De acordo com a Base Nacional Comum Curricular (BNCC), o brincar é reconhecido como uma prática pedagógica essencial na primeira infância. A BNCC destaca que a criança é um sujeito ativo, capaz de interagir com o mundo, aprender com suas experiências e construir significados a partir delas. Esse entendimento reforça a importância de criar ambientes escolares que estimulem a ludicidade de forma planejada e intencional.

Na prática, isso significa oferecer espaços e materiais que favoreçam a exploração e a criatividade. 

“Ter ambientes preparados para formação das crianças fazem toda a diferença. São nesses espaços que as crianças podem explorar diferentes formas de brincar, interagir com os colegas e construir o próprio conhecimento”, explica Cássia.

 As atividades que devem ser trabalhadas vão desde brincadeiras tradicionais, como amarelinha, bola, peteca e jogos de roda, até propostas mais estruturadas com jogos pedagógicos que envolvem raciocínio, resolução de conflitos e trabalho em equipe.

Muitos pais ainda têm dúvidas sobre a real função do brincar no processo de aprendizagem. Em um mundo cada vez mais voltado para resultados imediatos, a pergunta “Meu filho só está brincando ou realmente está aprendendo?” é bastante comum. Segundo Cássia, esse é um desafio que precisa ser enfrentado com diálogo e transparência. 

“Aqui no Renovação nossa proposta é mostrar aos pais que é justamente na Educação Infantil que despertamos a imaginação, o faz de conta e a construção de saberes fundamentais. Hoje, muitos já compreendem que a vivência é fundamental na vida de uma criança”, destaca.

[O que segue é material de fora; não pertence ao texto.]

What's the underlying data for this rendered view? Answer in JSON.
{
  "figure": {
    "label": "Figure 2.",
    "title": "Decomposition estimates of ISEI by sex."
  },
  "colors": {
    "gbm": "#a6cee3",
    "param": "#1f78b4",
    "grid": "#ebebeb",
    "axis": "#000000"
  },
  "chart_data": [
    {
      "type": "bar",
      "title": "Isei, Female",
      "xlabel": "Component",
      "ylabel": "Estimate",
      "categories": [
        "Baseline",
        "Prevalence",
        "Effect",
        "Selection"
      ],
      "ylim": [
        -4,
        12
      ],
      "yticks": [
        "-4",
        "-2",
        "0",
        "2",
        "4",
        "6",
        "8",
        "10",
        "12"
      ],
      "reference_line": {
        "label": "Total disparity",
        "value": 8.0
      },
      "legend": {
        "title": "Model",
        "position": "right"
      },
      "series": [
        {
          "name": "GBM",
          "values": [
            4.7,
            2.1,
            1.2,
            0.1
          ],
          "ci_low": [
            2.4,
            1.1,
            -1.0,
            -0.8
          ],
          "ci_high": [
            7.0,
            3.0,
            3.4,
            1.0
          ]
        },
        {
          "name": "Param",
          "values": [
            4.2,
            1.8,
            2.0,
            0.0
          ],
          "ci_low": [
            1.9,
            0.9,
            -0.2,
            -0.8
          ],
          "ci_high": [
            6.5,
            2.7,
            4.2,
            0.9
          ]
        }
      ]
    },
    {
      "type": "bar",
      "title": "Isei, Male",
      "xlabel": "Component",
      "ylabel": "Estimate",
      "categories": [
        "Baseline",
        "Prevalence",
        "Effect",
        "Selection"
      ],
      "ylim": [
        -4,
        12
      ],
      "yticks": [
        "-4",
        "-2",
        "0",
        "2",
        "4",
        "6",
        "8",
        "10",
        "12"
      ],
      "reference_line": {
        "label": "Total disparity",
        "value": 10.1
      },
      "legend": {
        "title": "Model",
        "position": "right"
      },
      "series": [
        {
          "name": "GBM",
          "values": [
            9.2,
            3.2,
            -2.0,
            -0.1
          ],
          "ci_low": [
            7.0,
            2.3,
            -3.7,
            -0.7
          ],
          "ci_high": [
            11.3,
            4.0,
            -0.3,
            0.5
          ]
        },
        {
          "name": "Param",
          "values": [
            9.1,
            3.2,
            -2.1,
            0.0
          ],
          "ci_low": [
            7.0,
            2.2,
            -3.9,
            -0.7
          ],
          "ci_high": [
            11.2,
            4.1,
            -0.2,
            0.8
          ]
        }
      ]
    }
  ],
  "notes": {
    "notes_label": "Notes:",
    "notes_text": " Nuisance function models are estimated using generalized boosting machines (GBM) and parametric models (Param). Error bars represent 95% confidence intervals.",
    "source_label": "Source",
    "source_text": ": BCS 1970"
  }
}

Diversos estudos nas áreas de neurociência e psicologia do desenvolvimento comprovam que o brincar fortalece a autonomia, a atenção, a linguagem, a criatividade e a socialização. Além disso, o brincar oferece à criança oportunidades para lidar com sentimentos, desenvolver o autocontrole e aprender a resolver conflitos de forma saudável.

Outro ponto importante no cenário atual da Educação Infantil é o equilíbrio entre o uso das tecnologias e as brincadeiras tradicionais. Em muitas famílias, as telas acabam sendo um recurso constante para entreter as crianças. 

“Sabemos que, em muitas casas, a tela é uma companhia frequente. Por isso, nas escolas, é fundamental priorizar as vivências práticas e o movimento. A tecnologia pode ser usada, mas de forma pedagógica e controlada. Aqui, por exemplo, usamos o data show em momentos específicos, mas resgatamos brincadeiras ao ar livre, como amarelinha, jogos com bola e peteca”, relata Cássia.

Essa escolha vai ao encontro das orientações de entidades como a Sociedade Brasileira de Pediatria, que alertam para os riscos do uso excessivo de telas na infância e reforçam a importância das interações sociais, das brincadeiras físicas e do contato com a natureza.

Ao reconhecer o brincar como um direito e uma necessidade para o desenvolvimento infantil, escolas e famílias fortalecem o papel da Educação Infantil como uma etapa fundamental na formação de sujeitos curiosos, criativos e preparados para os desafios das próximas fases da vida escolar. 

“É na infância que despertamos o desejo de aprender, de descobrir o mundo e de se relacionar com o outro. O brincar é o caminho natural para tudo isso acontecer”, finaliza Cássia.